From Publishers Weekly
Must the story of taxes be taxing? Apparently not. Weisman, a New York Times editorial writer, turns the usually leaden story of income taxes, tariffs, wealth redistribution and the politics of finance into an educational and readable tale. He starts, as he must, with the Civil War income tax, and progresses through the Gilded Age and the years of Presidents Theodore Roosevelt, Wilson and Taft to the 16th Amendment of 1913, which gave sanction to income taxes after the Supreme Court had outlawed them. While the story is a serious one, tax battles gave rise to much laughable drivel, which Weisman reports with delicious relish. Sometimes, however, his overattention to detail obscures his focus, such as in his discussion of the economics of the Civil War, and he slights the states, where many innovations in taxes were born. In choosing color over analysis, he misses opportunities to ask important questions, such as why the Confederacy, claiming distinctiveness as well as independence from the North, implemented Northern-style taxes. What Weisman does make clear is that since 1920, the debate over the income tax ("one of the most important progressive achievements in the making of modern America") has never strayed far from the question of tax rates. It's hard to see how we'll ever escape that debate, he says, because it arises from different conceptions of the nation's promise. This is an important, relevant and well-written story, even if, in the end, it may prove not quite satisfactory to serious historians.
Copyright 2002 Cahners Business Information, Inc.
From Library Journal
There is double meaning to the "tax wars" mentioned in the title. First, there are the class wars over the establishment of a graduated tax on incomes; second, there are the military encounters (the Civil War and World War I) responsible for the enactment, and ultimate acceptance, of income tax legislation.

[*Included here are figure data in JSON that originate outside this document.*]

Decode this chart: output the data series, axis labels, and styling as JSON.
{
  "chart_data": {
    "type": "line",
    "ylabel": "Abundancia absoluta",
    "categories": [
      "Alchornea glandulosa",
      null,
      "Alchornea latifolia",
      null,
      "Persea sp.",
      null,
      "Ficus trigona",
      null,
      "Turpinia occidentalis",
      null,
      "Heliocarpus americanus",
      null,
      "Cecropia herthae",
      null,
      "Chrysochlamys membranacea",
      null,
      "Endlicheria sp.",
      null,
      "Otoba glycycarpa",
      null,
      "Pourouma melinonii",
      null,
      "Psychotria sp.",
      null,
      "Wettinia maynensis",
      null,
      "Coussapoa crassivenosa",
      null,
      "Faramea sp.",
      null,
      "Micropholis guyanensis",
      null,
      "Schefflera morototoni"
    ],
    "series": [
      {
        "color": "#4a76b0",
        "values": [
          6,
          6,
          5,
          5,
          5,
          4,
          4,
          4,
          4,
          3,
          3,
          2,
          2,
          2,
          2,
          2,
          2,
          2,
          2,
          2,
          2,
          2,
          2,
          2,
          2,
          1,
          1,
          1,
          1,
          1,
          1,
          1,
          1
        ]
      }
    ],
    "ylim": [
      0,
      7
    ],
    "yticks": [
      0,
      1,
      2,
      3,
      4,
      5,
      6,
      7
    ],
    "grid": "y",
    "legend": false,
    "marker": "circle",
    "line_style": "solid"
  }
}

Weisman, a veteran New York Times journalist and editorial writer, provides a carefully researched, thoroughly documented history explaining the course of the political debates, Supreme Court decisions, and political party alignments that ultimately resulted in ratification of the 16th Amendment, permitting Congress to "lay and collect taxes on incomes." He begins by providing background on the temporary income tax levied by Lincoln to support the Civil War, then describes the 19th-century battles against maintaining tariffs on popular goods, which were favored by the powerful bankers and industrialists. Finally, Weisman shows how populism, progressivism, and the voracious financial demands of the "War To End All Wars" produced a new federal government revenue structure through Wilson's enactment of the War Revenue Act of 1917. What results is a balanced, highly readable book. Recommended for academic and larger public Libraries.